The good news was a charge of conspiracy was dropped, as was a second misdemeanor of child endangerment.
There was no piling on. Spanier still faces five years in prison. His lawyer says there will be an appeal.
But this is a meaningful juncture, as it allows all of you in higher ed to formally learn the Spanier lesson, akin to maybe something the Catholic Church should have learned a long time ago.
When it comes to sexual abuse, or anything sexual that smacks of criminality, you report it to police. You don’t cover it up. You don’t think of the institution you represent first.
The obligation is to the people involved. An alleged perp(s). Or the victim(s).
And then you think of the people of your community and state, and turn over what you know to those trained to find the truth and deliver justice.
That’s not exactly what Spanier and two of his top administrators did in 2001 when they heard a complaint by graduate coaching assistant Mike McQueary, who said he saw coach Jerry Sandusky molest a boy in a team shower.
Instead of reporting it immediately, Spanier, along with his athletic director Tim Curley and vice president Gary Schultz engaged in a debate over notes and e-mails over what to do.
Both Curley and Schultz were allowed to plead guilty to a single misdemeanor child endangerment count But the prosecution used them and their communications to make the case against Spanier. The administrators said they wanted to inform the state Department of Welfare, but Spanier nixed the idea.
“The only downside for us is if the message isn’t ‘heard’ and acted upon, and we then become vulnerable for not having reported it,” Spanier told Curley and Schultz in a 2001 email.

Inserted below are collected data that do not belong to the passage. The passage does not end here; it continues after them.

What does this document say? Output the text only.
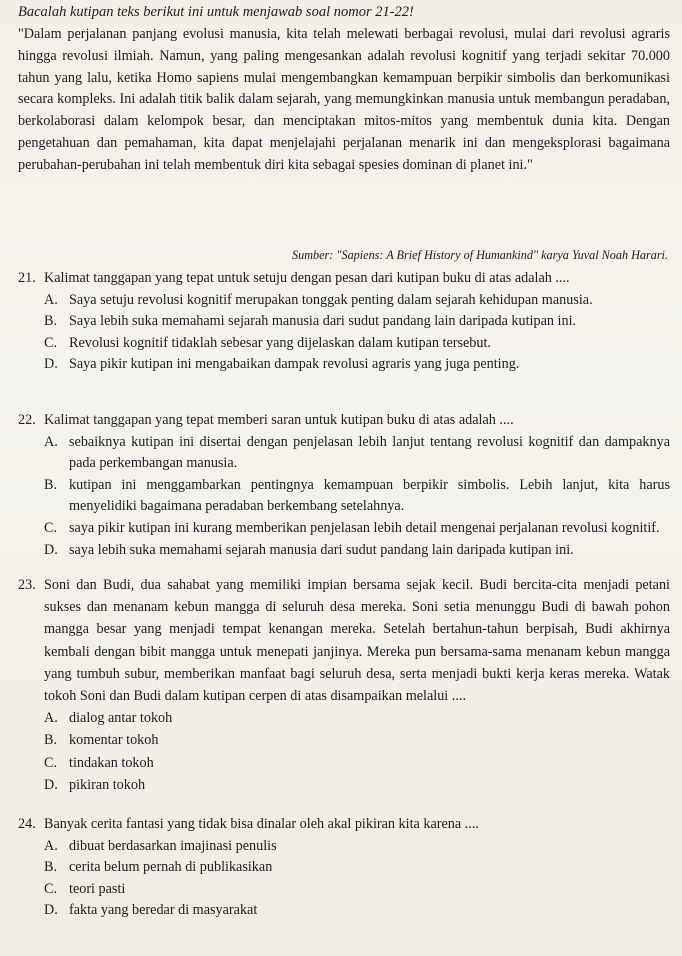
Bacalah kutipan teks berikut ini untuk menjawab soal nomor 21-22!
"Dalam perjalanan panjang evolusi manusia, kita telah melewati berbagai revolusi, mulai dari revolusi agraris hingga revolusi ilmiah. Namun, yang paling mengesankan adalah revolusi kognitif yang terjadi sekitar 70.000 tahun yang lalu, ketika Homo sapiens mulai mengembangkan kemampuan berpikir simbolis dan berkomunikasi secara kompleks. Ini adalah titik balik dalam sejarah, yang memungkinkan manusia untuk membangun peradaban, berkolaborasi dalam kelompok besar, dan menciptakan mitos-mitos yang membentuk dunia kita. Dengan pengetahuan dan pemahaman, kita dapat menjelajahi perjalanan menarik ini dan mengeksplorasi bagaimana perubahan-perubahan ini telah membentuk diri kita sebagai spesies dominan di planet ini."
Sumber: "Sapiens: A Brief History of Humankind" karya Yuval Noah Harari.
21. Kalimat tanggapan yang tepat untuk setuju dengan pesan dari kutipan buku di atas adalah ....
A. Saya setuju revolusi kognitif merupakan tonggak penting dalam sejarah kehidupan manusia.
B. Saya lebih suka memahami sejarah manusia dari sudut pandang lain daripada kutipan ini.
C. Revolusi kognitif tidaklah sebesar yang dijelaskan dalam kutipan tersebut.
D. Saya pikir kutipan ini mengabaikan dampak revolusi agraris yang juga penting.
22. Kalimat tanggapan yang tepat memberi saran untuk kutipan buku di atas adalah ....
A. sebaiknya kutipan ini disertai dengan penjelasan lebih lanjut tentang revolusi kognitif dan dampaknya pada perkembangan manusia.
B. kutipan ini menggambarkan pentingnya kemampuan berpikir simbolis. Lebih lanjut, kita harus menyelidiki bagaimana peradaban berkembang setelahnya.
C. saya pikir kutipan ini kurang memberikan penjelasan lebih detail mengenai perjalanan revolusi kognitif.
D. saya lebih suka memahami sejarah manusia dari sudut pandang lain daripada kutipan ini.
23. Soni dan Budi, dua sahabat yang memiliki impian bersama sejak kecil. Budi bercita-cita menjadi petani sukses dan menanam kebun mangga di seluruh desa mereka. Soni setia menunggu Budi di bawah pohon mangga besar yang menjadi tempat kenangan mereka. Setelah bertahun-tahun berpisah, Budi akhirnya kembali dengan bibit mangga untuk menepati janjinya. Mereka pun bersama-sama menanam kebun mangga yang tumbuh subur, memberikan manfaat bagi seluruh desa, serta menjadi bukti kerja keras mereka. Watak tokoh Soni dan Budi dalam kutipan cerpen di atas disampaikan melalui ....
A. dialog antar tokoh
B. komentar tokoh
C. tindakan tokoh
D. pikiran tokoh
24. Banyak cerita fantasi yang tidak bisa dinalar oleh akal pikiran kita karena ....
A. dibuat berdasarkan imajinasi penulis
B. cerita belum pernah di publikasikan
C. teori pasti
D. fakta yang beredar di masyarakat
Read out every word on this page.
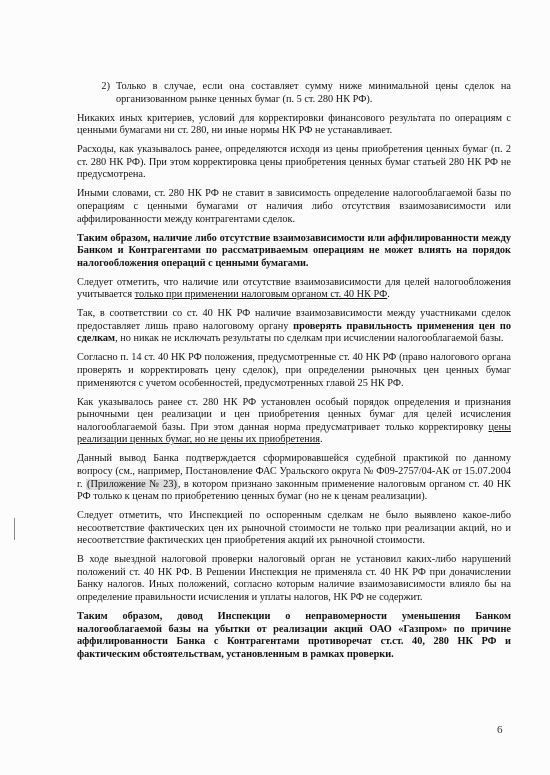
2) Только в случае, если она составляет сумму ниже минимальной цены сделок на организованном рынке ценных бумаг (п. 5 ст. 280 НК РФ).

Никаких иных критериев, условий для корректировки финансового результата по операциям с ценными бумагами ни ст. 280, ни иные нормы НК РФ не устанавливает.

Расходы, как указывалось ранее, определяются исходя из цены приобретения ценных бумаг (п. 2 ст. 280 НК РФ). При этом корректировка цены приобретения ценных бумаг статьей 280 НК РФ не предусмотрена.

Иными словами, ст. 280 НК РФ не ставит в зависимость определение налогооблагаемой базы по операциям с ценными бумагами от наличия либо отсутствия взаимозависимости или аффилированности между контрагентами сделок.

Таким образом, наличие либо отсутствие взаимозависимости или аффилированности между Банком и Контрагентами по рассматриваемым операциям не может влиять на порядок налогообложения операций с ценными бумагами.

Следует отметить, что наличие или отсутствие взаимозависимости для целей налогообложения учитывается только при применении налоговым органом ст. 40 НК РФ.

Так, в соответствии со ст. 40 НК РФ наличие взаимозависимости между участниками сделок предоставляет лишь право налоговому органу проверять правильность применения цен по сделкам, но никак не исключать результаты по сделкам при исчислении налогооблагаемой базы.

Согласно п. 14 ст. 40 НК РФ положения, предусмотренные ст. 40 НК РФ (право налогового органа проверять и корректировать цену сделок), при определении рыночных цен ценных бумаг применяются с учетом особенностей, предусмотренных главой 25 НК РФ.

Как указывалось ранее ст. 280 НК РФ установлен особый порядок определения и признания рыночными цен реализации и цен приобретения ценных бумаг для целей исчисления налогооблагаемой базы. При этом данная норма предусматривает только корректировку цены реализации ценных бумаг, но не цены их приобретения.

Данный вывод Банка подтверждается сформировавшейся судебной практикой по данному вопросу (см., например, Постановление ФАС Уральского округа № Ф09-2757/04-АК от 15.07.2004 г. (Приложение № 23), в котором признано законным применение налоговым органом ст. 40 НК РФ только к ценам по приобретению ценных бумаг (но не к ценам реализации).

Следует отметить, что Инспекцией по оспоренным сделкам не было выявлено какое-либо несоответствие фактических цен их рыночной стоимости не только при реализации акций, но и несоответствие фактических цен приобретения акций их рыночной стоимости.

В ходе выездной налоговой проверки налоговый орган не установил каких-либо нарушений положений ст. 40 НК РФ. В Решении Инспекция не применяла ст. 40 НК РФ при доначислении Банку налогов. Иных положений, согласно которым наличие взаимозависимости влияло бы на определение правильности исчисления и уплаты налогов, НК РФ не содержит.

Таким образом, довод Инспекции о неправомерности уменьшения Банком налогооблагаемой базы на убытки от реализации акций ОАО «Газпром» по причине аффилированности Банка с Контрагентами противоречат ст.ст. 40, 280 НК РФ и фактическим обстоятельствам, установленным в рамках проверки.

6
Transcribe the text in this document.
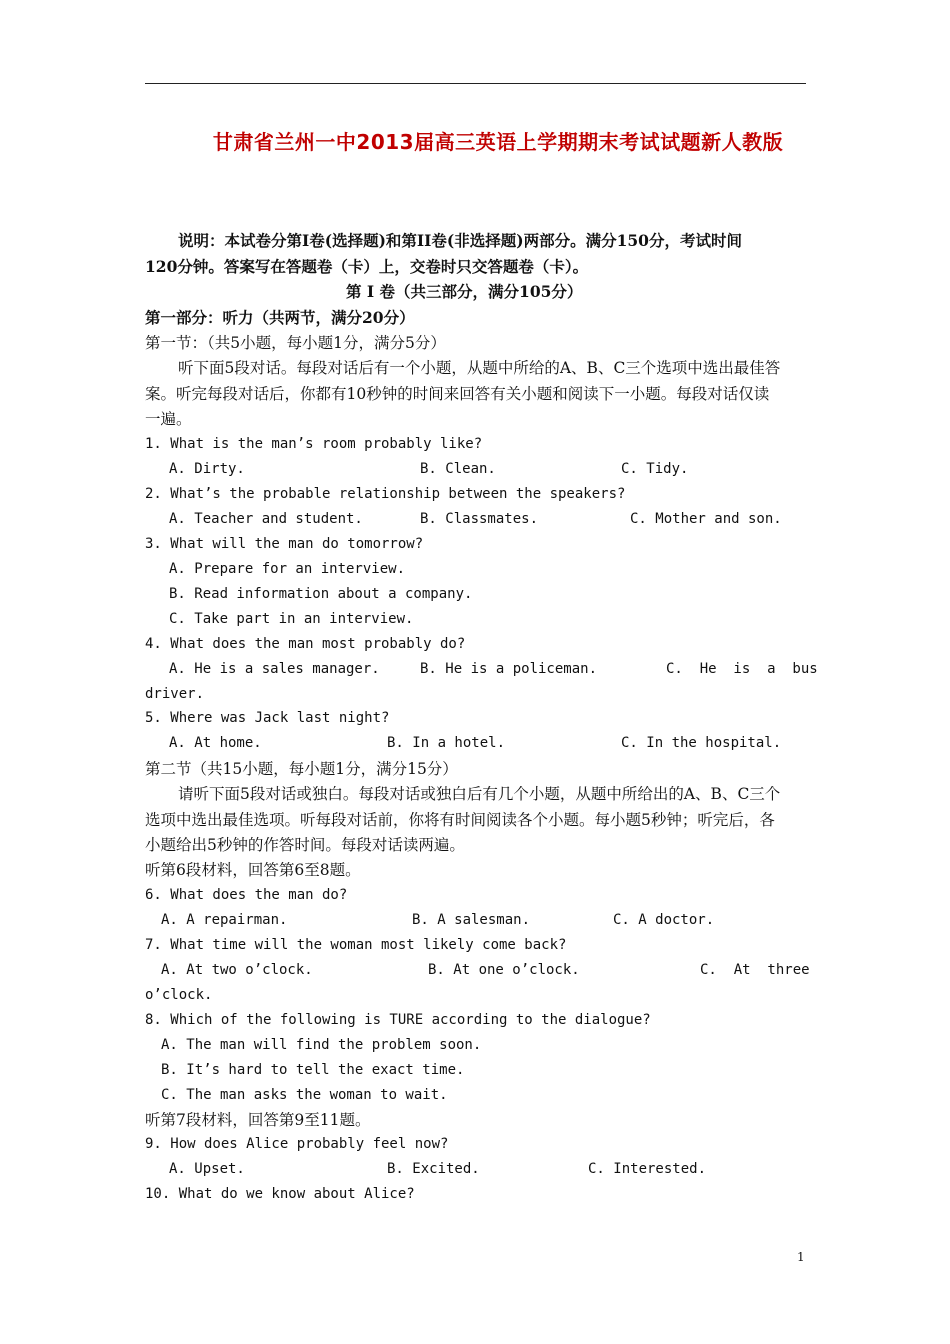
甘肃省兰州一中2013届高三英语上学期期末考试试题新人教版
说明：本试卷分第Ⅰ卷(选择题)和第II卷(非选择题)两部分。满分150分，考试时间
120分钟。答案写在答题卷（卡）上，交卷时只交答题卷（卡）。
第 Ⅰ 卷（共三部分，满分105分）
第一部分：听力（共两节，满分20分）
第一节：（共5小题，每小题1分，满分5分）
听下面5段对话。每段对话后有一个小题，从题中所给的A、B、C三个选项中选出最佳答
案。听完每段对话后，你都有10秒钟的时间来回答有关小题和阅读下一小题。每段对话仅读
一遍。
1. What is the man’s room probably like?
A. Dirty.	B. Clean.	C. Tidy.
2. What’s the probable relationship between the speakers?
A. Teacher and student.	B. Classmates.	C. Mother and son.
3. What will the man do tomorrow?
A. Prepare for an interview.
B. Read information about a company.
C. Take part in an interview.
4. What does the man most probably do?
A. He is a sales manager.	B. He is a policeman.	C.  He  is  a  bus
driver.
5. Where was Jack last night?
A. At home.	B. In a hotel.	C. In the hospital.
第二节（共15小题，每小题1分，满分15分）
请听下面5段对话或独白。每段对话或独白后有几个小题，从题中所给出的A、B、C三个
选项中选出最佳选项。听每段对话前，你将有时间阅读各个小题。每小题5秒钟；听完后，各
小题给出5秒钟的作答时间。每段对话读两遍。
听第6段材料，回答第6至8题。
6. What does the man do?
A. A repairman.	B. A salesman.	C. A doctor.
7. What time will the woman most likely come back?
A. At two o’clock.	B. At one o’clock.	C.  At  three
o’clock.
8. Which of the following is TURE according to the dialogue?
A. The man will find the problem soon.
B. It’s hard to tell the exact time.
C. The man asks the woman to wait.
听第7段材料，回答第9至11题。
9. How does Alice probably feel now?
A. Upset.	B. Excited.	C. Interested.
10. What do we know about Alice?
1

He even thought the plan was a “humane and reasonable way to proceed.”
Maybe. But not if you were the victim.
In their defense, Spanier, Curley and Schultz all denied they were told the shower incident was sexual in nature.
But was that reason not to report McQueary’s claim to police or welfare authorities?
Spanier learned that not reporting such matters comes at a real price. It’s not the university’s role to supercede the law.
The bad publicity Spanier feared has now come back to haunt in massively.
For not acting in 2001, Sandusky was allowed to continue his evil ways until he was arrested in 2011. The arrest caused the major scandal resulting in the firing of legendary head coach Joe Paterno.
Sandusky is currently serving a sentence of 10-30 years for abusing 10 boys.
Penn State has paid mightily too: More than $90 million to settle claims by over 30 accusers; and fines of $48 million by the NCAA. Not to mention a perpetual cloud that hangs over the football team once led by the iconic Paterno.
“The verdict, their words and pleas indicate a profound failure of leadership,” Penn State said in a statement. “And while we cannot undo the past, we have re-dedicated ourselves and our university to act always with the highest integrity, in affirming the shared values of our community.”
Who knows how many emails it took to come up with that perfectly official PR statement.
We’ll have to see by its actions, if Penn State finally learned its lesson.
But the jury has spoken. Spanier was wrong thinking of PR first, protecting the institution, and not the people it serves.